Intervista a Camilla Litterotto e Maria Antonietta Bergamasco, laureande in Scienze Pedagogiche e a Ileana Bogoni, laureanda in Giurisprudenza. Le tre studentesse hanno preso parte al progetto “Il carcere entra a scuola. La scuola entra in carcere”. Un’ esperienza formativa di grande impatto emotivo, crescita professionale e umana.
Come siete venute a conoscenza dell'iniziativa?
Ileana Bogoni: Grazie ai docenti della facoltà di Giurisprudenza. Devo a loro la scoperta e il successivo interesse che ho mostrato nei confronti di tale progetto. Sul sito della mia facoltà e in quello della facoltà di Scienze della Formazione è comunque presente il bando a cui tutti possono aderire. Il tirocinio in carcere è durato sei mesi preceduto da alcune settimane di sola formazione.
Tra i tanti ragazzi che hanno preso parte all’iniziativa, perché solo voi siete chiamate a darne testimonianza?
Camilla Litterotto: io e Ileana stiamo scrivendo una tesi basata sul progetto "Il carcere entra scuola. La scuola entra in carcere". Per partecipare al bando vi era l’obbligo di essere studenti della laurea specialistica. Noi tre abbiamo presto parte al progetto l’anno scorso, alcuni si sono già laureati, altri si sono trasferiti. E cosi eccoci, a pochi giorni dalla laurea e con un bagaglio di esperienze molto ricco.
Qual è stato il primo impatto con la realtà del carcere?

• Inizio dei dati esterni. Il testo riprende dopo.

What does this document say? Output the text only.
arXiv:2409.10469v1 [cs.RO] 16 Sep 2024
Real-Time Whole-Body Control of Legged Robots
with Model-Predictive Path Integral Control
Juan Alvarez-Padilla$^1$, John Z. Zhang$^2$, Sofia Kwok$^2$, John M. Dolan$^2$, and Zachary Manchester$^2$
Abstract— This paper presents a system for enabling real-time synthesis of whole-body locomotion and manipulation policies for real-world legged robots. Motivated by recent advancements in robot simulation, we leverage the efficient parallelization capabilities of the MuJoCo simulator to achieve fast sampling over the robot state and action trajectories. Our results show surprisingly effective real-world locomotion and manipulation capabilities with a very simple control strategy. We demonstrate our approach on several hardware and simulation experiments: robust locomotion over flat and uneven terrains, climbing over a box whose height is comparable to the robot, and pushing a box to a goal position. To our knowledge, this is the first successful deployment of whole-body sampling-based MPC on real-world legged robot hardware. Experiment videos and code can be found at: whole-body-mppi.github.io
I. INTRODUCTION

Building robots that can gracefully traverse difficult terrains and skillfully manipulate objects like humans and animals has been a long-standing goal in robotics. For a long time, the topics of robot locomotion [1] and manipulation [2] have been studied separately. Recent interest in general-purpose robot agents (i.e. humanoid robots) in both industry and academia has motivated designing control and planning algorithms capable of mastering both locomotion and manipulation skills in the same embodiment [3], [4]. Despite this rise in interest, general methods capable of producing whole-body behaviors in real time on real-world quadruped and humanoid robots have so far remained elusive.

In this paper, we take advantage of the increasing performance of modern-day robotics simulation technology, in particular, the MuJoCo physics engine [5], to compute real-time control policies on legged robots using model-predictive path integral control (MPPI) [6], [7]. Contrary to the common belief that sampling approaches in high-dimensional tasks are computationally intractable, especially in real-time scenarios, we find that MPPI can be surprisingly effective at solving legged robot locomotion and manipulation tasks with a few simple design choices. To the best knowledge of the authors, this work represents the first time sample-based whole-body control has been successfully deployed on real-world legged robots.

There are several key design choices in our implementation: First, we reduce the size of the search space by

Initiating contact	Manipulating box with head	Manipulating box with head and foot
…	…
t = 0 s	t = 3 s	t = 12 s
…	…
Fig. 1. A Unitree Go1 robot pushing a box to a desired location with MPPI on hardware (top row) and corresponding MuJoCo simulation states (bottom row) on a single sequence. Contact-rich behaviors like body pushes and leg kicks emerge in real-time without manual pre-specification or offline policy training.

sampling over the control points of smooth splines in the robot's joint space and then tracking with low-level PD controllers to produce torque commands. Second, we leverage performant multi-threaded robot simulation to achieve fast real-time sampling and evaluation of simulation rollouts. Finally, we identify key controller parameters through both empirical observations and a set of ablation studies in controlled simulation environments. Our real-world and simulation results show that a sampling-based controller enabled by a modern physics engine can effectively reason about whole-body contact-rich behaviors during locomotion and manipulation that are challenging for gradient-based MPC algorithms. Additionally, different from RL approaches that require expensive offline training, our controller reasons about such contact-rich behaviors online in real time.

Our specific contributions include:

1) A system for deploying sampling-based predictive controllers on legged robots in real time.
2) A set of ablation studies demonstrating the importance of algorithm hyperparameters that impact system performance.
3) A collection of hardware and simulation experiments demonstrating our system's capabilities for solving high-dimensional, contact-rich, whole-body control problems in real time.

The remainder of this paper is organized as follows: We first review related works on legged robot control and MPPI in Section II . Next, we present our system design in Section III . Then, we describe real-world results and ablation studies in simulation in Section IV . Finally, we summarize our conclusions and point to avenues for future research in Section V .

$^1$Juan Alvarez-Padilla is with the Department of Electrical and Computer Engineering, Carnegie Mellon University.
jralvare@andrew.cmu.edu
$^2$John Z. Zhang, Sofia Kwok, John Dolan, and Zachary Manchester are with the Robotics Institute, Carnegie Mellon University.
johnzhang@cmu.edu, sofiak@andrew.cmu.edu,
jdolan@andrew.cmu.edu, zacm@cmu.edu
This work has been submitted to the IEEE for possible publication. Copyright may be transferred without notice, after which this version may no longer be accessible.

Ileana Bogoni: il primo giorno è stato traumatico. Ero carica di buoni propositi, emozionatissima, avevo i miei "progetti mentali", i miei discorsi strutturati da giorni e mi è crollato tutto. Ti aspetti una cosa e si rivela l’opposto.
Maria Antonietta Bergamasco: Partivo con il desiderio di fare molto e di dare tanto. Al mio ingresso ingenuamente pensavo di poter dare un aiuto concreto, delle risposte, ai detenuti. Mi sbagliavo. Sono uscita frastornata, con la sola voglia di fermarmi a riflettere e pensare.
Camilla Litterotto: Sorrido al pensiero. Emozionata. Avevo la possibilità di entrare in una realtà che vedevo solo dall’esterno ed ero euforica.
Quale episodio vi resterà nel cuore?
Camilla Litterotto: Importante è rendersi conto che i detenuti sono esseri umani come noi. Bisogna allontanare tutti i pregiudizi che alle volte offuscano la nostra mente. La prima volta che mi sono ritrovata da sola con un detenuto in isolamento ho avuto paura. Lui è entrato nella stanza, si è chiusa la porta e io ho sospirato profondamente con faccia terrorizzata. L'ho guardato, aveva provato la mia stessa sensazione, anche lui aveva avuto paura. Ho sorriso, mi sono fatta forte: è uguale a me.
Cosa vi ha trasmesso quest’esperienza?
Camilla Litterotto: Nei mesi successivi al tirocinio in carcere più volte ho avuto modo di raccontare l’operato. Mi porterò sempre dentro il ricordo di quest'esperienza. La cosa che più mi ha fatto riflettere e che continua a darmi motivo di analisi personale è il valore della libertà. Per i detenuti tu rappresenti l’unico squarcio di luce verso il mondo esterno. Ciò ti carica da un lato di responsabilità, dall’altro ti fornisce forti emozioni che alle volte non riesci a gestire. Parlando con loro mi sono resa conto di quanto il filo tra chi è dentro e chi è fuori è sottile. Un passo falso e sei dentro per i reati più vari.
Maria Antonietta Bergamasco: C’è un film che consiglio a tutti “Ti amerò sempre” basato su un'esperienza simile a quella che abbiamo vissuto. C’è una frase che ricorre: “nulla sarà mai come prima”. Ed è una frase in cui mi rispecchio molto perché tale esperienza ha fatto si che io ridisegnassi i miei pensieri, i miei modi di vedere le cose, le mie priorità. Rendersi conto del fatto che le stesse persone che ritrovi in carcere le trovi anche fuori, e che fuori non c’è una rete attiva di persone che accompagnano i detenuti alla riscoperta della vita, è una cosa disarmante che ritiene un impegno morale molto forte.
Un consiglio per gli studenti che si preparano ad affrontare tale realtà?
Maria Antonietta Bergamasco: Non dare mai un’etichetta. E fidarsi del luogo in cui si trovano con umiltà senza dare nulla per scontato.
Camilla Litterotto: Cosa importante è ricordarsi sempre che il carcere non è un luogo esclusivamente punitivo. Esso rappresenta un luogo per crescere, per capire, per accompagnare chi sbaglia nel lungo e non facile cammino verso la libertà. E’ per questo che si dovrebbero spendere più risorse ed energie per migliorare le persone, per migliorare la società.